How Countries can Achieve Zero- Carbon Energy
Production of energy and its use accounts for approximately three- quarters of emissions of greenhouse gas globally. Therefore it is the most critical factor in a net-zero gas emission strategy. The three main strategies that can assist countries in meeting this strategy are:
- Reduce energy consumption by improved efficiency (optimize).
- Shift demand of energy from the burning of fossil fuels to electricity (electrify).
- Shift wholly to non-carbon technologies to produce electricity.
The above strategies are required in all major sectors, such as the buildings, transportation, and industry, not forgetting the power system. The above countries have well adopted the strategies and have indicated huge progress in the energy sector.
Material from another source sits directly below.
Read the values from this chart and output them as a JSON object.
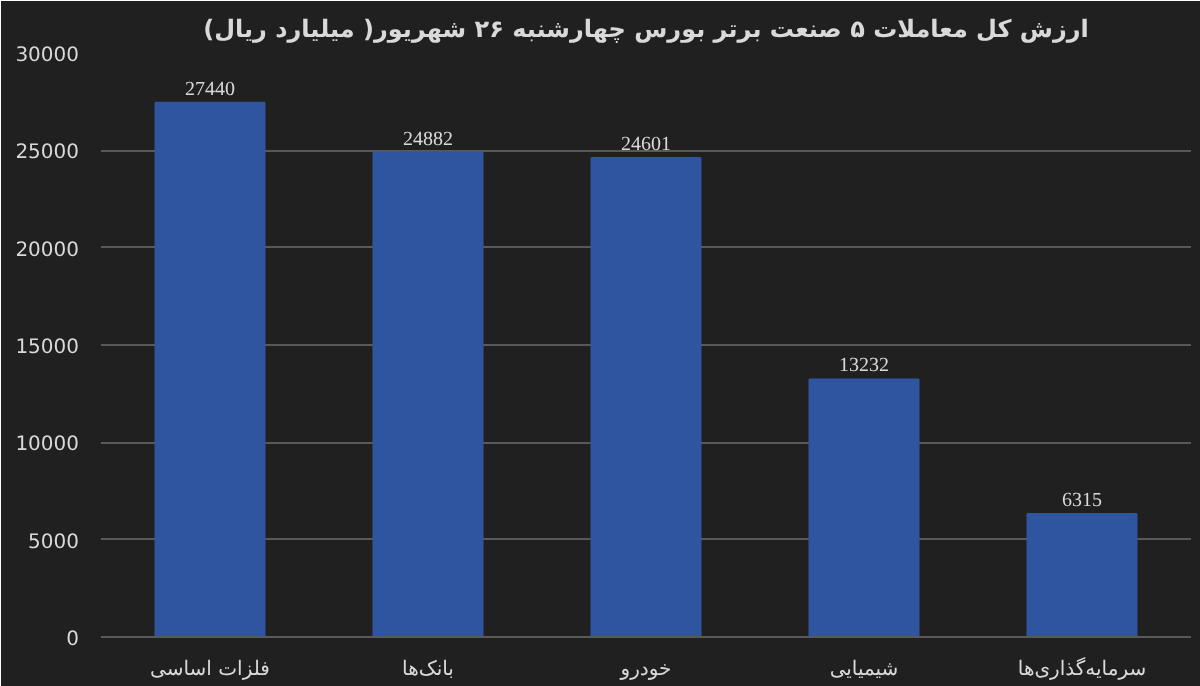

According to the data from IEA and World Bank, there is a possibility that the level of energy-related emissions could still be going up regardless of the improvement of these metrics. This is primarily for the case of developing economies. To meet the net-zero emissions target, the advances in these sectors need to be large enough to overcome the rising demand for energy.
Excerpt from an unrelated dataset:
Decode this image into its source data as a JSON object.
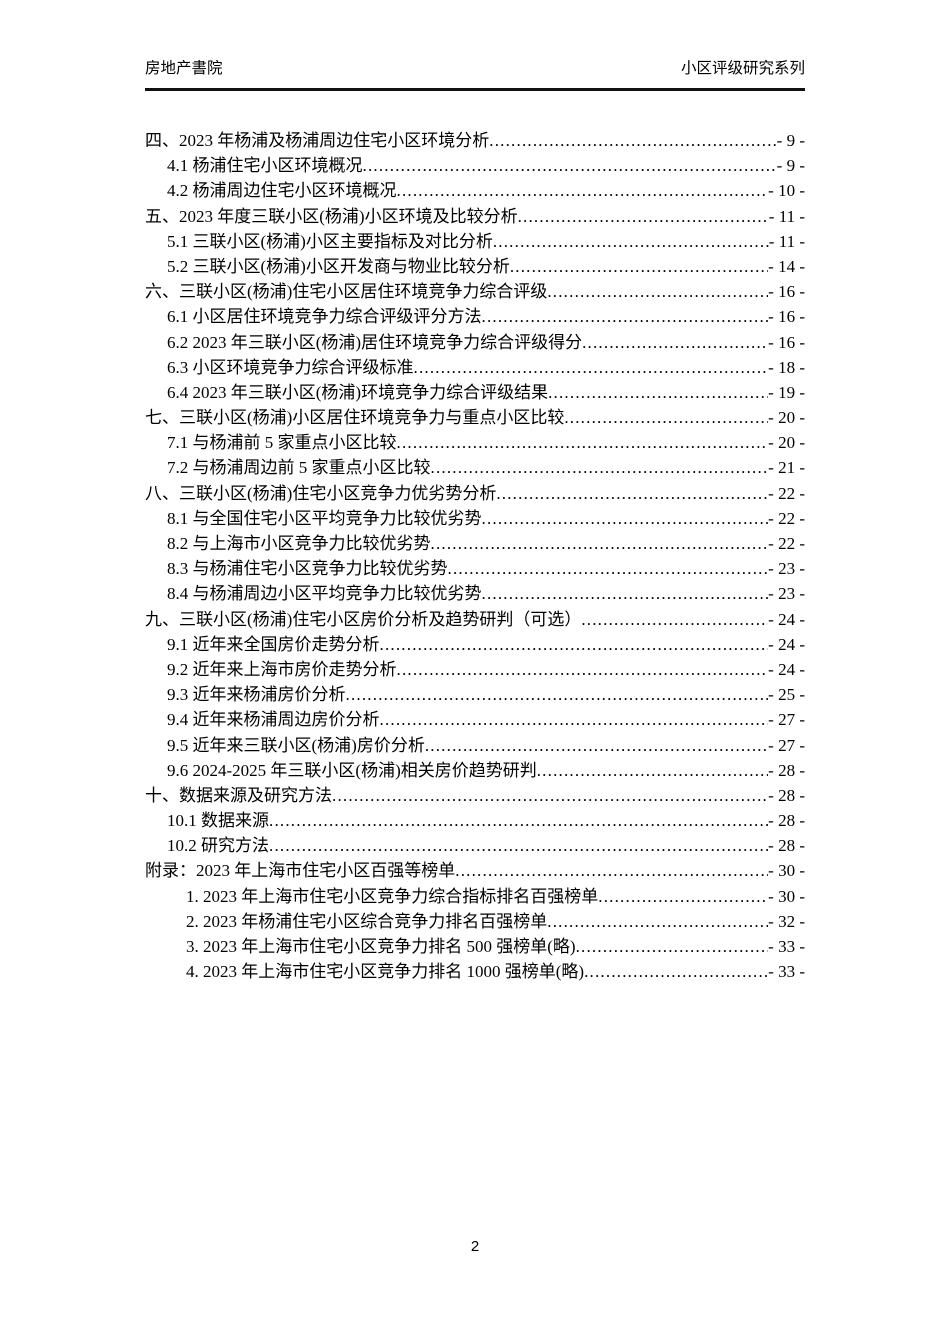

How Countries Are Decarbonizing Their Energy Systems
Several factors are affecting the countries’ decarbonization processes:
- Investing in energy efficiency: China, Denmark, and the U.K. have all decreased their energy intensity at about 4% annual rate and implemented investment programs to add energy efficiency.
- Hydropower: Costa Rica and Ethiopia have since the 1990s invested heavily in clean sources of power, mostly being hydropower. Other countries like Kenya, Brazil, and Columbia are also close to achieving zero-carbon energy through the use of hydropower.
- Investment in non–hydro renewables: Several countries’ progress on energy decarbonization is driven by huge investment in solar photovoltaics, wind, and geothermal energy.
- Growing wealth and modernization of economies correlate with the electrification of the electricity sector: China has its quarter of energy consumption being electricity as compared to other forms of energy like natural gas and oil. The electrification process in most countries, especially developing ones, have moved in levels from 15% to around 20% since the year 1990.
- Unwavering commitments to clean and efficient energy; Decarbonization: Targets have been set by various countries such as the U.K, Costa Rica, Denmark, among others on decarbonization for the year 2050.